T1SEstackers and its modules were developed with Python, Perl, and R. The packages and user manual can be downloaded freely via the link, http://www.szu-bioinf.org/tools/T1SEstacker. A web server was also initiated to make internet-based prediction service: http://www.szu-bioinf.org/T1SEstacker.
In total, 26 representative strains were included, which covered the known Salmonella phylogenetic groups. N268_08, NCTC12419, and RKS3044 belong to Salmonella bongori; RKS2983 and RSK2980 belong to Salmonella enterica subsp. arizonae; ATCC_BAA_1581 and RKS3027 belong to Salmonella enterica subsp. houtenae; 2439-64 and RKS3013 belong to Salmonella enterica subsp. vii; 11_01853, 11_01854, 11_01855, and RKS2978 belong to S. enterica subsp. diarizonae; RKS2986 and ST114 belong to Salmonella enterica subsp. salamae; 1121 and RKS3057 belong to Salmonella enterica subsp. indica; while P12519, 287/91, ATCC9150, SPB7, RKS4594, ATCC9120, CT18, 14028S, and LT2 represent various serovars of Salmonella enterica subsp. enterica. The genome and genome-encoding proteome were downloaded from NCBI genome database3. T1SEstacker was applied to predict the T1SE candidates with default settings.
The major obstacles for training machine-learning models in prediction of bacterial T1SEs include (1) the limited number of experimentally validated positive proteins and (2) the large sequence diversity of T1SE groups.
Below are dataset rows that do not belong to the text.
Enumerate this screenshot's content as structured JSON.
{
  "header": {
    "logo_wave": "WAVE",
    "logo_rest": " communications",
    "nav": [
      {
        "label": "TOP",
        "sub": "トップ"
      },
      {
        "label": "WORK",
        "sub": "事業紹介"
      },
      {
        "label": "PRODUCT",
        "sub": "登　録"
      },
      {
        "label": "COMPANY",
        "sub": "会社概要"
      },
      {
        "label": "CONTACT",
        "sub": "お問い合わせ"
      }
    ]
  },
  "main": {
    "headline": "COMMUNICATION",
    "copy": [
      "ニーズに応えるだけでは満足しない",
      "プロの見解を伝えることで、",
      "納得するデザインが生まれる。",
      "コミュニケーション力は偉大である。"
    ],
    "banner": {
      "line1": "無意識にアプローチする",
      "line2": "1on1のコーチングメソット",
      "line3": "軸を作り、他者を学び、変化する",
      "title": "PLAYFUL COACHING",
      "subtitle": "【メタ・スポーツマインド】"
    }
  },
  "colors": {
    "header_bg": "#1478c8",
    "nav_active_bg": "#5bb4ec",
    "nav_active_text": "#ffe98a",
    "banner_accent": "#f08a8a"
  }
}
Comprehensive literature searching and manual annotation only curated 99 validated T1SEs, and only 49 were retained after a strict homology-filtering process, which were distributed in all the four major T1SE groups (see Text Footnote 1). To better analyze the likely novel sequential features that could facilitate understanding the mechanisms of type 1 secretion and prediction of new T1SEs, and as performed by others previously (Luo et al., 2015), we took the larger-scale RTX T1SE candidates identified by Linhartova et al. (2010) as training data for analysis of features other than RTX motifs and building models to predict novel T1SEs.
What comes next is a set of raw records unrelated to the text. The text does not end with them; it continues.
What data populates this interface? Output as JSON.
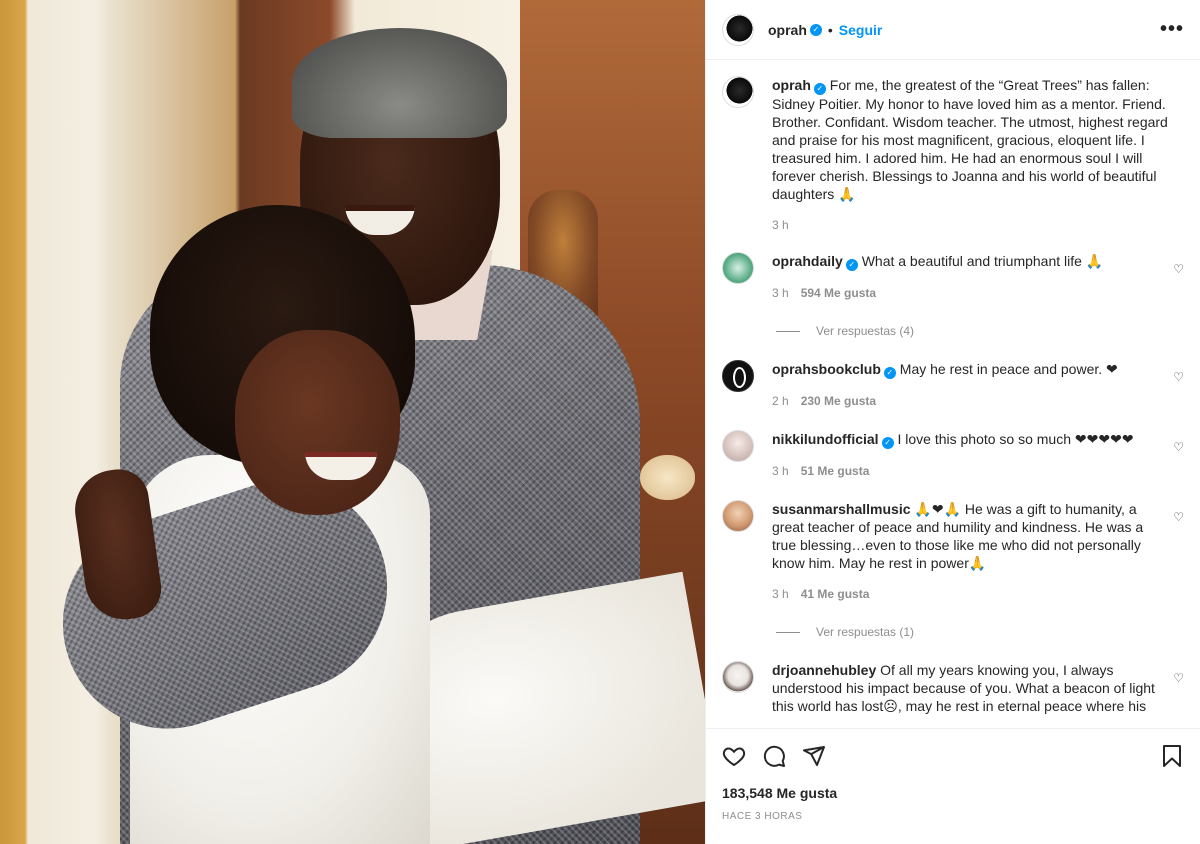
{
  "post": {
    "username": "oprah",
    "follow_label": "Seguir",
    "separator": "•",
    "more_label": "•••"
  },
  "caption": {
    "username": "oprah",
    "text": "For me, the greatest of the “Great Trees” has fallen: Sidney Poitier. My honor to have loved him as a mentor. Friend. Brother. Confidant. Wisdom teacher. The utmost, highest regard and praise for his most magnificent, gracious, eloquent life. I treasured him. I adored him. He had an enormous soul I will forever cherish. Blessings to Joanna and his world of beautiful daughters 🙏",
    "time": "3 h"
  },
  "comments": [
    {
      "username": "oprahdaily",
      "verified": true,
      "text": "What a beautiful and triumphant life 🙏",
      "time": "3 h",
      "likes": "594 Me gusta",
      "replies": "Ver respuestas (4)"
    },
    {
      "username": "oprahsbookclub",
      "verified": true,
      "text": "May he rest in peace and power. ❤",
      "time": "2 h",
      "likes": "230 Me gusta"
    },
    {
      "username": "nikkilundofficial",
      "verified": true,
      "text": "I love this photo so so much ❤❤❤❤❤",
      "time": "3 h",
      "likes": "51 Me gusta"
    },
    {
      "username": "susanmarshallmusic",
      "verified": false,
      "text": "🙏❤🙏 He was a gift to humanity, a great teacher of peace and humility and kindness. He was a true blessing…even to those like me who did not personally know him. May he rest in power🙏",
      "time": "3 h",
      "likes": "41 Me gusta",
      "replies": "Ver respuestas (1)"
    },
    {
      "username": "drjoannehubley",
      "verified": false,
      "text": "Of all my years knowing you, I always understood his impact because of you. What a beacon of light this world has lost☹, may he rest in eternal peace where his"
    }
  ],
  "footer": {
    "likes": "183,548 Me gusta",
    "timestamp": "HACE 3 HORAS"
  },
  "icons": [
    "heart-icon",
    "comment-icon",
    "share-icon",
    "bookmark-icon",
    "verified-badge-icon",
    "more-options-icon"
  ],
  "colors": {
    "accent": "#0095f6",
    "text": "#262626",
    "muted": "#8e8e8e",
    "border": "#efefef"
  }
}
After removing the homologs, the remaining non-redundant T1SEs and paired non-T1SEs were compared for their sequential and position-specific Aac, Sse, and Acc features, especially non-RTX motif features (Figure 1A). With the sequence-based features, a stacking model was developed to predict T1SEs (Figure 1B). Representative strains of Salmonella phylogenetic branches were predicted with the newly developed model, and the possible number and distribution of candidate T1SEs were evaluated (Figure 1A).
Distance Distribution of Repeats-in-Toxin Motifs to the C Termini in Repeats-in-Toxin Proteins
The 512 non-redundant RTX proteins show a length distribution from 70 to 36,805 amino acids, with a median of 1,112 residues and 7 super-long proteins with larger than 10,000 amino acids (Figure 2A). In addition, 494 from the 512 positive proteins could be found with at least one RTX motif within each protein sequence (Figure 2B). As a control, only 13 from the total 2,341 non-redundant negative proteins contained RTX motifs, which were filtered for further comparative or model-training analysis. The most C-terminal residue of each most C-terminal RTX motif shows a distance of 1–21,948 amino acids to the C terminus of the corresponding full-length protein, with a median of 110 amino acids (Figure 2C). Fewer than 9% of the C-terminal RTX motifs have a distance of smaller than 60 amino acids from the protein C termini, and only ∼5% are shorter than 20 amino acids (Figure 2D).
Figure 2. Distribution of RTX motifs in RTX proteins. (A) Length distribution of the RTX proteins. (B) Count distribution of RTX motifs in the RTX proteins. (C,D) Distance distribution of RTX motifs to the C-terminal ends of the RTX proteins. The accumulated probabilities of the proteins with the RTX motif distance of ≤10 ∼ 60-aa and 100-aa from the C termini are shown in (D).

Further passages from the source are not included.